Accurate loan default prediction and customer segmentation are critical challenges in the banking industry. This study proposes a novel hybrid model integrating Multi-Layer Perceptron (MLP) neural networks with Self-Adaptive Particle Swarm Optimization (PSO) and Genetic Algorithm (GA) frameworks. GA handles feature selection, while PSO optimizes MLP hyperparameters (e.g., learning rate, neurons, activation functions). The model dynamically enhances classification accuracy and resilience, particularly for imbalanced datasets in loan default prediction. Using real-world data from Sina Bank, the system outperforms Logistic Regression, Decision Trees, and Random Forests. The GA-PSO optimization process, which integrates both PSO and GA to optimize the MLP model's parameters, plays a crucial role in enhancing the accuracy and scalability of the system. Specifically, the GA-PSO-MLP model achieves a 15 % higher classification accuracy than Logistic Regression, a 12 % improvement over Decision Trees, and an 8 % gain over Random Forests.
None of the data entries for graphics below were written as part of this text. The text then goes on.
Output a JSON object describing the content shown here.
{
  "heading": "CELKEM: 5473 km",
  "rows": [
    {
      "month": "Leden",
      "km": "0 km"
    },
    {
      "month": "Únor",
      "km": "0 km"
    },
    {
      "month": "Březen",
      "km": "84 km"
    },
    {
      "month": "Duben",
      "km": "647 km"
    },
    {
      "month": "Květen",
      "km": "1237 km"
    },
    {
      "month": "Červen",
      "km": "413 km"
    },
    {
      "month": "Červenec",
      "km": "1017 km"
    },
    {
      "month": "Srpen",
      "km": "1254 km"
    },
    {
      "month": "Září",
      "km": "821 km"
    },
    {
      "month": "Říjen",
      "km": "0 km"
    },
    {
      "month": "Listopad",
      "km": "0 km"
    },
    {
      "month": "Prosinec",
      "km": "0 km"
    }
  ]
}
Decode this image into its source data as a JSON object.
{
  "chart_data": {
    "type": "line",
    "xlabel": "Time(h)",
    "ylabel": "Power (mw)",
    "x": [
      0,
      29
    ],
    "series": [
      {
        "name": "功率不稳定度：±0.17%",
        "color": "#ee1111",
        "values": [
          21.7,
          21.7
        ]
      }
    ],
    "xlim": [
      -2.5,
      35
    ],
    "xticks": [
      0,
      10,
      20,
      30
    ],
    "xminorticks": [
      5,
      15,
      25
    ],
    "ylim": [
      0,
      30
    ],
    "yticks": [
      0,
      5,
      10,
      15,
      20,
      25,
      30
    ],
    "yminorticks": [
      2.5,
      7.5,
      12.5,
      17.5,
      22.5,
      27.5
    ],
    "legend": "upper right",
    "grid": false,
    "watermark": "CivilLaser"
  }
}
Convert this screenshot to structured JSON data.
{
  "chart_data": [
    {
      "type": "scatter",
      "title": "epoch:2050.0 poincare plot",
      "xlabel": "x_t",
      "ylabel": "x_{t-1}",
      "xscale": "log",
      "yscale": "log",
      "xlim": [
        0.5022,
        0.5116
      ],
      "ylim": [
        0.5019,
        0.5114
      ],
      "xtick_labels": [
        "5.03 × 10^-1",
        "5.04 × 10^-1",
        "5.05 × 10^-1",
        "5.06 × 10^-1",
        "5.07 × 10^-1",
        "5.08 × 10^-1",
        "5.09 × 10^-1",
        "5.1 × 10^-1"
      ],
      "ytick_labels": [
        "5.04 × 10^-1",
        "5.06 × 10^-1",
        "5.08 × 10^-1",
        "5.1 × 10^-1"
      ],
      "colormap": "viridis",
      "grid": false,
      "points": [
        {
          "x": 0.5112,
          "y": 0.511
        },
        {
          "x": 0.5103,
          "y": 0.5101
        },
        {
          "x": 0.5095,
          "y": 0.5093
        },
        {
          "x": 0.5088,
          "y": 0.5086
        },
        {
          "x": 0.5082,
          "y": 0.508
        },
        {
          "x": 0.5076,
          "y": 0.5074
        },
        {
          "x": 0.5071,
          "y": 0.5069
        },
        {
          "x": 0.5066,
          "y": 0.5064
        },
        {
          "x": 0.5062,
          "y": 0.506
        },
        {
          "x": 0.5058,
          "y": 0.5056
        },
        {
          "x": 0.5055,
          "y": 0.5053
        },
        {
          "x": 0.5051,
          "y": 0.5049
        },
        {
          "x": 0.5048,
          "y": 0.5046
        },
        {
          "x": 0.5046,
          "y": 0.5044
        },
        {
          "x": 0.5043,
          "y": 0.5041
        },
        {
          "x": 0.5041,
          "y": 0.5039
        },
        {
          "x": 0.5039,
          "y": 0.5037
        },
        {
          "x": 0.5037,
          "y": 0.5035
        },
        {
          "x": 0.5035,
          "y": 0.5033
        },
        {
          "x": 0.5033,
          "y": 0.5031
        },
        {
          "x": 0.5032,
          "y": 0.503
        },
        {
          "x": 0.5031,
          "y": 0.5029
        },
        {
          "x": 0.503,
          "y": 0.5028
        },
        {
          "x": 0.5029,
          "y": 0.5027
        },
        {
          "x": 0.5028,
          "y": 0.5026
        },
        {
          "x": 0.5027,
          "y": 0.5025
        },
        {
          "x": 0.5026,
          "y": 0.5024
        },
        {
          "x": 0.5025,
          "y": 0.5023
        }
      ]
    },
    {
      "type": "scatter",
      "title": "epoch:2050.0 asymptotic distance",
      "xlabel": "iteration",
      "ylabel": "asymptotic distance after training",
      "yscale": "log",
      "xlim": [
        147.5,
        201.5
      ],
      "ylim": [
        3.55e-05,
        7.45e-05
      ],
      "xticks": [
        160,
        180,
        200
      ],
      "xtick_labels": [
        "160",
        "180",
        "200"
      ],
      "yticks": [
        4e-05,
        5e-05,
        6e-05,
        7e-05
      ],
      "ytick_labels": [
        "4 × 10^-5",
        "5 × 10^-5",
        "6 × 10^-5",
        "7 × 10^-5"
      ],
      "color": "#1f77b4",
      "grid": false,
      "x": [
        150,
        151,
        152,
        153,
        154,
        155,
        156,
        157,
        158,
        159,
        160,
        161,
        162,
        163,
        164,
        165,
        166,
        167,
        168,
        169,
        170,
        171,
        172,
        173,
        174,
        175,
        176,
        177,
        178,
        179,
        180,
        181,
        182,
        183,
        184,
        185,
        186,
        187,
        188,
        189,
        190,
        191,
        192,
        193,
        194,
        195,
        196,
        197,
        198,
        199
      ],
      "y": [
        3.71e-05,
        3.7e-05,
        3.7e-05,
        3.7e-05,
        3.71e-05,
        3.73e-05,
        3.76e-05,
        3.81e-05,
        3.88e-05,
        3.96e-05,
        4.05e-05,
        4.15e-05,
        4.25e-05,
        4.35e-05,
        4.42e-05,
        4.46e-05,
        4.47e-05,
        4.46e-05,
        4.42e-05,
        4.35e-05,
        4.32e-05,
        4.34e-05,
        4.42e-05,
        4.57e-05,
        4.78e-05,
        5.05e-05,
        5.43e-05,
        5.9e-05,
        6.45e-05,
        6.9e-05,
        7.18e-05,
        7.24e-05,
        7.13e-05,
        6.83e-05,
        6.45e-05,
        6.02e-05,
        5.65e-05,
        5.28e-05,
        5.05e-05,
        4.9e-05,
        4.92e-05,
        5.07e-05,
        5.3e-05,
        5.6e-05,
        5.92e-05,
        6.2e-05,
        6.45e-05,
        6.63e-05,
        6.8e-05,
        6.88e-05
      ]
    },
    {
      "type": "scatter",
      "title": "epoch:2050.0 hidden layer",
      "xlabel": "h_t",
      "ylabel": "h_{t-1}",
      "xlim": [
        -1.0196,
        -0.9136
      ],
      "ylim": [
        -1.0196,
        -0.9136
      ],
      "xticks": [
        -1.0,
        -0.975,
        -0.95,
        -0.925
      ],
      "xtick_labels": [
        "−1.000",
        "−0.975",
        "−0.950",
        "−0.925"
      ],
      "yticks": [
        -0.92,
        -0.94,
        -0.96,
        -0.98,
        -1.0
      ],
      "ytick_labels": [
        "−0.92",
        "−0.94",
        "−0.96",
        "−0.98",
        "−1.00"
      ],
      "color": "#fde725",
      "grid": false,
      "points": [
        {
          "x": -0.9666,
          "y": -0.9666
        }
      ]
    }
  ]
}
Additionally, false positive rates are reduced by 20 %, and mean squared error (MSE) is lowered by 18 %. The F1-score of the proposed model is 92.3 %, compared to 79.8 % (Logistic Regression), 81.5 % (Decision Trees), and 85.2 % (Random Forests), further highlighting its advantage in handling imbalanced datasets. Extensive numerical validation and sensitivity analysis further highlight the model's effectiveness in delivering actionable insights that enhance customer management strategies and mitigate financial risks. This research makes a substantial contribution to the application of machine learning in banking, facilitating more accurate data-driven decision-making and more robust risk management practices.